The face of the saint is intense and indicates a man of great faith—one who fought an uphill battle against setbacks and even death. The long, gray beard and the wrinkled brow indicate a man of maturity and wisdom. The obvious Eastern look of his features reminds us that despite our familiarity with St. Patrick in art, this is a sacred image meant for veneration. St. Patrick is dressed in the bishop’s vestments of the Latin church, not those of an Orthodox bishop. While these garments are immediately recognizable to us, it is important to note that this style did not appear until the thirteenth century. He would, however, have worn something similar. He more than likely carried a crosier (shepherd’s staff), which often serves as a symbol of a bishop. Jesus was the Good Shepherd who left the ninety-nine sheep to look for the lost one; likewise a bishop tends the flock of his diocese. That Patrick actually was a shepherd in his youth simply adds to his legend. The mitre he wears is another bishop’s symbol; this hat was borrowed from Roman civil officials of the time. It was “baptized” in much the same way that civil or private buildings became basilicas in the history of church architecture. Patrick’s vestments are green, since Ireland is known for is rolling, emerald green hills. The Celtic cross on his stole is probably Egyptian in origin and actually dates from a time after St. Patrick, although it’s strongly associated with Irish culture today. The rocks in the image are signs of stability, but also of the Holy Spirit who led Patrick by the spirit to this land. Water is seen at his left to remind the viewer of his travels to the island. The water also coincides with the imagery of the snakes at the feet of St. Patrick. He is trampling them, although given the flat, weightless style of icons, he appears to hover calmly above them. The legend of St. Patrick driving snakes out of Ireland is one of his most popular. The story’s symbolism originates with the serpent in the Garden of Eden from Genesis, chapter three. St. Patrick drove paganism and evil out of Ireland as depicted in the form of these snakes.

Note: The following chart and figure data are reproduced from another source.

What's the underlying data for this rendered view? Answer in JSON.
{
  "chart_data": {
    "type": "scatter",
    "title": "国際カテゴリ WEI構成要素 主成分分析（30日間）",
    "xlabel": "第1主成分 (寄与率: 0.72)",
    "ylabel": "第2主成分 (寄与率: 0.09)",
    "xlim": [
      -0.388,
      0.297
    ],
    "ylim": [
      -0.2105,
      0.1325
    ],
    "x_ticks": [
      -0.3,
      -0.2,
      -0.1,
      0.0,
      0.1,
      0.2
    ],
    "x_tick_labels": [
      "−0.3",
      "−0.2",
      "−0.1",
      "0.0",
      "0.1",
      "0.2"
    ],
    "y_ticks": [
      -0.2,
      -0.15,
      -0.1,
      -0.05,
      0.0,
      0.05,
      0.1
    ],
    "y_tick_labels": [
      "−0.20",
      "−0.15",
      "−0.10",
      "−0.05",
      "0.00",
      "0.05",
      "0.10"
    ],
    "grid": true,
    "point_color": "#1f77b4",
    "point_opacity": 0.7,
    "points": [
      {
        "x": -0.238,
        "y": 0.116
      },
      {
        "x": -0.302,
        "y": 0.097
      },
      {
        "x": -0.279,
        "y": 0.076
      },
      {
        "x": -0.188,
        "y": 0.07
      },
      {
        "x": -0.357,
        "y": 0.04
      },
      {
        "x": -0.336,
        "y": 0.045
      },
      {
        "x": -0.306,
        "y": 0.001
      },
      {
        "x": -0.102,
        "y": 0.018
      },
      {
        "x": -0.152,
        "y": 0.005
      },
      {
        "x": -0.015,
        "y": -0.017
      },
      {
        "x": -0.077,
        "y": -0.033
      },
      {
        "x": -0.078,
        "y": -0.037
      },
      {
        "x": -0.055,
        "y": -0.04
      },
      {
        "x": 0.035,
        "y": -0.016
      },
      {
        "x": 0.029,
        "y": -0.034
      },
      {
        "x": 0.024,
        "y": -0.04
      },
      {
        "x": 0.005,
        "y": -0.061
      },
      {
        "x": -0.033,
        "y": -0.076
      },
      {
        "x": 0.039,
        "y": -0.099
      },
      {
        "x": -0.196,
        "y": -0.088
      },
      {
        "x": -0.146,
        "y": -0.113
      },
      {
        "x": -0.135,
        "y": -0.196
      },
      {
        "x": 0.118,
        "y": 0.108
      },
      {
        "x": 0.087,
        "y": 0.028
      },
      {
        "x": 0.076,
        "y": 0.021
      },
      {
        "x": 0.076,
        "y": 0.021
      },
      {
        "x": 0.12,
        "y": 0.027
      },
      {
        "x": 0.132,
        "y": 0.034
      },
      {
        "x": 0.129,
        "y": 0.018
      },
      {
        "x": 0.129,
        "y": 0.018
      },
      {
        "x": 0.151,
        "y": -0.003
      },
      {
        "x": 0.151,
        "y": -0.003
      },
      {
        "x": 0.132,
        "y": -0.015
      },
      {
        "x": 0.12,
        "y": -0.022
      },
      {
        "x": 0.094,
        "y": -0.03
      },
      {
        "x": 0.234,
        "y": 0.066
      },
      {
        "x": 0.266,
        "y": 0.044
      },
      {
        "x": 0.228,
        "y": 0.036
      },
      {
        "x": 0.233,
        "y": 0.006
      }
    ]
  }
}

The other great symbol in this icon is the shamrock, seen in the right hand of St. Patrick. According to legend, St. Patrick once explained the mystery of the Trinity to a group of people using the small, three-leafed plant. He picked it up and showed that while it was made up of three individual parts, the three were still one. Patrick’s hand also reveals a blessing form in iconography; the two fingers up and two down denote the two natures of Christ. Contemplate this icon to realize that all Christians are called to be evangelists. St. Patrick was able to rise above great opposition through his prayer and perseverance. Today we seek the intercession of this great missionary to instill in us the same virtues of Christ that saved so many souls.